By Ignacio Cabib
Ignacio Cabib is Assistant Professor of Sociology and Public Health at Pontificia Universidad Católica de Chile, in Santiago de Chile, and Associate Researcher at the Centre for Social Conflict and Cohesion Studies. His research focuses on the impact of cumulative advantages and disadvantages on vulnerability among older people.
Ignacio tells us a story about two friends, Laura and Sophie. They have both similar political beliefs and social conditions but voted differently on a constitution draft referendum. How is it possible? This story focuses on the key role of social sciences impact on political campaigns of constitutional changes.
Laura is a woman aged 64 years old. She has a friend called Sophie (who is also aged 64). They both live in Santiago, the Capital of Chile, South America. Sophie and Laura are lifetime best friends. They met at the public primary school in the early 1960s. Since then, they have supported and complemented each other in most of their adverse life moments; including when Sophie was a kid and her father abandoned her family and then they confronted acute financial problems; or also when Laura got pregnant in her early 20s, and interrupted her studies at the university; or when Sophie was involuntarily removed from a job and then was outside the labor force for a long period; and also when both of them, at separate times, were diagnosed with cardiovascular problems.
The most valuable thing of this friendship is how easy the communication unfolds between them. They can talk about everything very openly and with absolutely no resentment. They respect each other opinions very much.
On September 4, 2022, Chilean people voted a new Constitution draft that was written, after a year of work, by democratically elected representatives, from all over the country. The result of the referendum was against this new draft. Political scientists, social scientists, politicians, government authorities, journalists, among others, have tried to provide a reasonable explanation for what happened in the referendum. After a political and institutional crisis that unfolded in October, 2018, and a big national agreement for starting a process for a new Constitution, the Chilean people decided not to endorse the new draft. Reasonable explanations for this outcome have been difficult for most people to embrace.
The friendship between Laura and Sophie shed light on the complexity of Chilean women's life trajectories and the results of the referendum. It is important to highlight that Laura and Sophie are both middle-class persons. In terms of politic beliefs, they have voted for democratic and center-left political parties over the last 6 presidential elections. Both voted in favor of starting a new Constitutional change. They agree that the current constitution of Chile, written under the bloody military and civic dictatorship of Augusto Pinochet, is not fair especially for socially disadvantaged groups, such as older women.
Despite this, Sophie and Laura voted differently during the last referendum.
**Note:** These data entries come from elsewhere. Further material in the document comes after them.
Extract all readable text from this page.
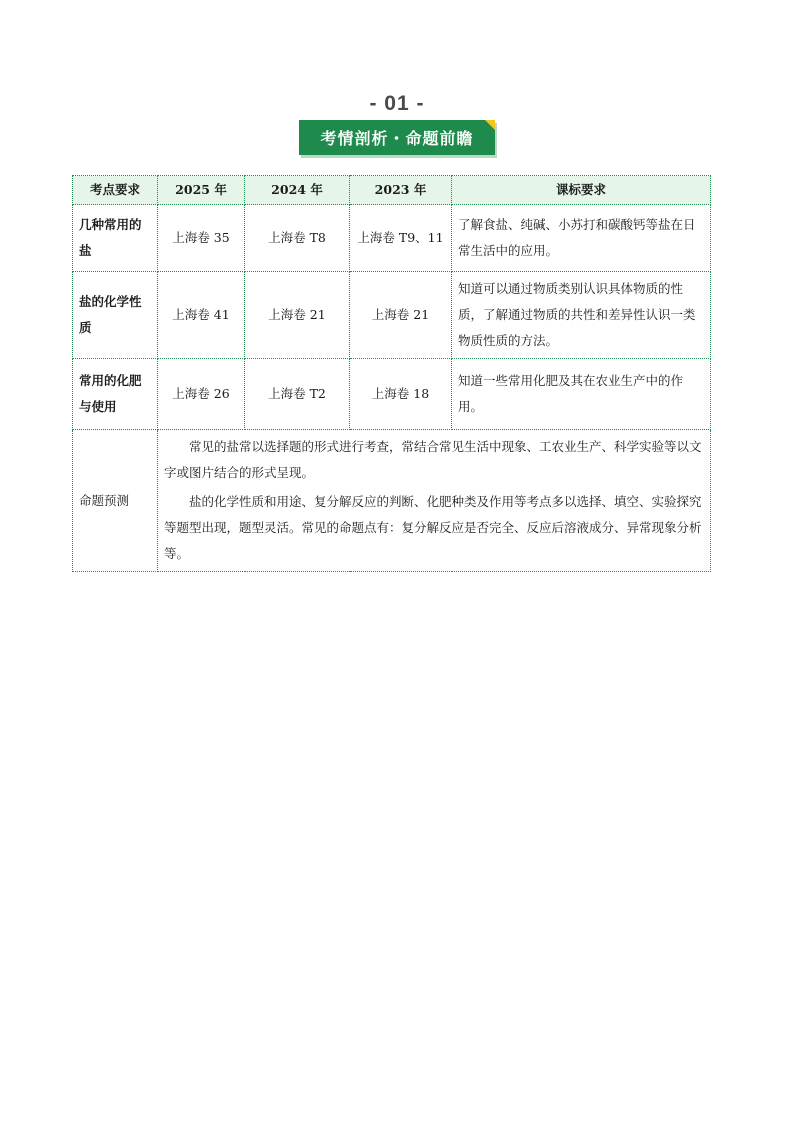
- 01 -
考情剖析・命题前瞻
考点要求	2025 年	2024 年	2023 年	课标要求
几种常用的盐	上海卷 35	上海卷 T8	上海卷 T9、11	了解食盐、纯碱、小苏打和碳酸钙等盐在日常生活中的应用。
盐的化学性质	上海卷 41	上海卷 21	上海卷 21	知道可以通过物质类别认识具体物质的性质，了解通过物质的共性和差异性认识一类物质性质的方法。
常用的化肥与使用	上海卷 26	上海卷 T2	上海卷 18	知道一些常用化肥及其在农业生产中的作用。
命题预测	常见的盐常以选择题的形式进行考查，常结合常见生活中现象、工农业生产、科学实验等以文字或图片结合的形式呈现。

盐的化学性质和用途、复分解反应的判断、化肥种类及作用等考点多以选择、填空、实验探究等题型出现，题型灵活。常见的命题点有：复分解反应是否完全、反应后溶液成分、异常现象分析等。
Laura voted in favor, and Sophie voted against the new Constitution draft. How was this possible? a lifelong friendship, both confronting similar life trajectories, with progressive political beliefs…hard to understand, especially for social scientists.
During the campaigns in favor and against the new Constitutional draft, Sophie heard a congressman and congresswomen saying that the constitution would lead Chile to be a communist country, and this message did not come from a right-wing politician, as one may expect. She also heard that this constitution would break the country into two parts, which was what affected the most the vote of Sophie. She expected that the new Constitutional process would do the opposite, that is, to make Chile a more unified community.
On the contrary, for Laura, the constitutional draft was everything she had expected for her country since the end of the dictatorship. This draft aimed to introduce multiple new social rights in this highly market-oriented country. Social rights they have been claiming since the 1980s. Social rights that would strongly increase public benefits, such as a pension, education, housing, and health, to people, specifical women like Sophie and her.
Laura mobilized her vote in favor of the new constitution mainly based on her own life experience and what scientific evidence shows regarding women's life trajectories in Chile. Specifically, she learned from recent studies in social sciences in Chile, that among women, growing up in a poor household, as Sophie did, and experiencing downward economic mobility, increases the number of chronic conditions in old age, including cardiovascular problems. And only those women having a continuous and formal labor-force trajectory in adulthood and higher education, which was not the case of none of these friends, have lower chances to have chronic conditions later in life. This evidence shows to Laura how important it is to have a different political constitution that fosters generous and financially sustainable public benefits in old age, and also across the life course.
However, most people must have heard the same things that Sophie did. Laura did not consider that fear and uncertainty are legitimate and valid emotions that play an important role when thinking about changing a political constitution, even when life is so unfair and unequal for a significant proportion of the population.
And then laura realized, “Perhaps, for the next time, political campaigns in favor of constitutional changes, should take empirical evidence from social sciences more seriously, and probably, only probably, in a prospective referendum people like Sophie will vote in favor of a constitutional change, not only for her, but also for our daughters and granddaughters”.